Ambos terão que dar respostas convincentes aos integrantes da CPI.
Pazuello é um caso perdido, coleciona decisões e atitudes equivocadas. Se mantiver a costumeira soberba, estará no sal. Queiroga é médico, porém, ainda está enrolando o paraquedas. Manteve a maioria dos militares que assessoravam Pazuello. Sem confrontar o negacionismo do general, está se atrapalhando com a campanha de vacinação, sobretudo devido aos erros do antecessor. Pode complicar a vida de Pazuello ou se complicar, se fizer o contrário.
Ontem,
Queiroga anabolizou o número de vacinados no Brasil, durante encontro na
Federação das Indústrias do Estado de São Paulo (Fiesp): “Hoje já temos
imunizados com as duas doses cerca de 18% da população brasileira. Isso é um
dado importante, e vamos avançar mais”. Mais fake news, impossível: a segunda
dose foi aplicada em 15.869.985 pessoas, ou seja, 7,49% da população do país. Com
a primeira dose, são 31.875.681 de imunizados, o que equivale a 15% da
população.
Criar
falsas expectativas é uma especialidade do Ministério da Saúde, que corre atrás
dos atrasos na vacinação desde o início do ano. Nesta semana, oito capitais
interromperam a imunização por falta de vacinas: Aracaju, Belo Horizonte,
Belém, Campo Grande, Porto Alegre, Porto Velho e Recife. Entretanto, apesar do
ritmo lento, a vacinação vem reduzindo o número de mortos na população de
risco. As medidas de distanciamento social nos estados e municípios
contribuíram para reduzir a taxa de transmissão do vírus para menos de 1, o que
está se refletindo na queda do número de casos e de mortos.
O
que acontece é o contrário, o presidente Bolsonaro estimula aglomerações, como
as que ocorreram no domingo, e se recusa a tomar a vacina, bem como a usar
máscaras.

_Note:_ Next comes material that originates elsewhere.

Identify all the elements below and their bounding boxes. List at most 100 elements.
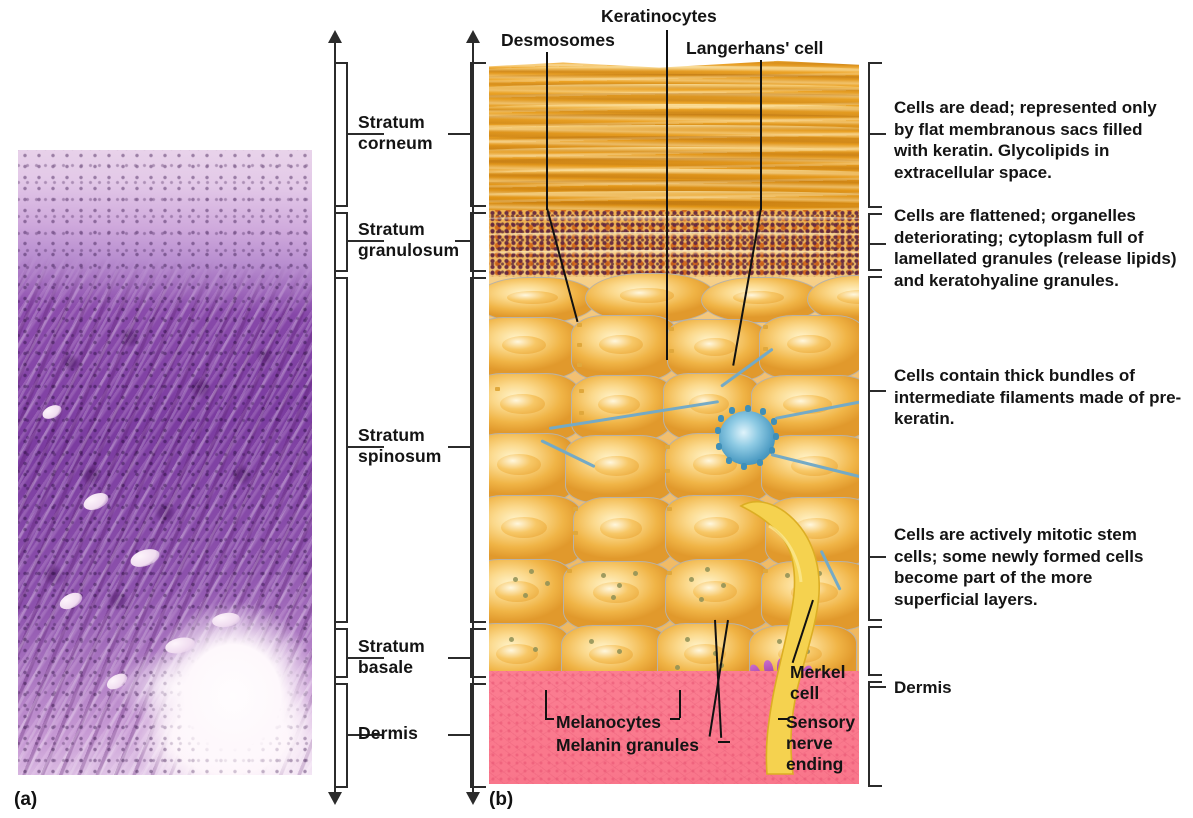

Sabota sistematicamente os esforços das autoridades de saúde para
conter a pandemia. Do ponto de vista estratégico, essa atitude foi um erro que
pode lhe ser fatal nas eleições de 2022. Num país continental como o Brasil,
uma crise sanitária dessa envergadura desorganiza a economia e destrói
atividades produtivas, deixando ao relento e com fome milhões de pessoas. São
os frutos envenenados da “necropolítica”. Esse conceito do filósofo negro e
historiador camaronense Achille Mbembe define a política de governo que escolhe
quem deve viver e quem deve morrer. Infelizmente, traduz a situação em que
vivemos.
Até breve. Em férias, deixarei de assinar a coluna por quatro semanas.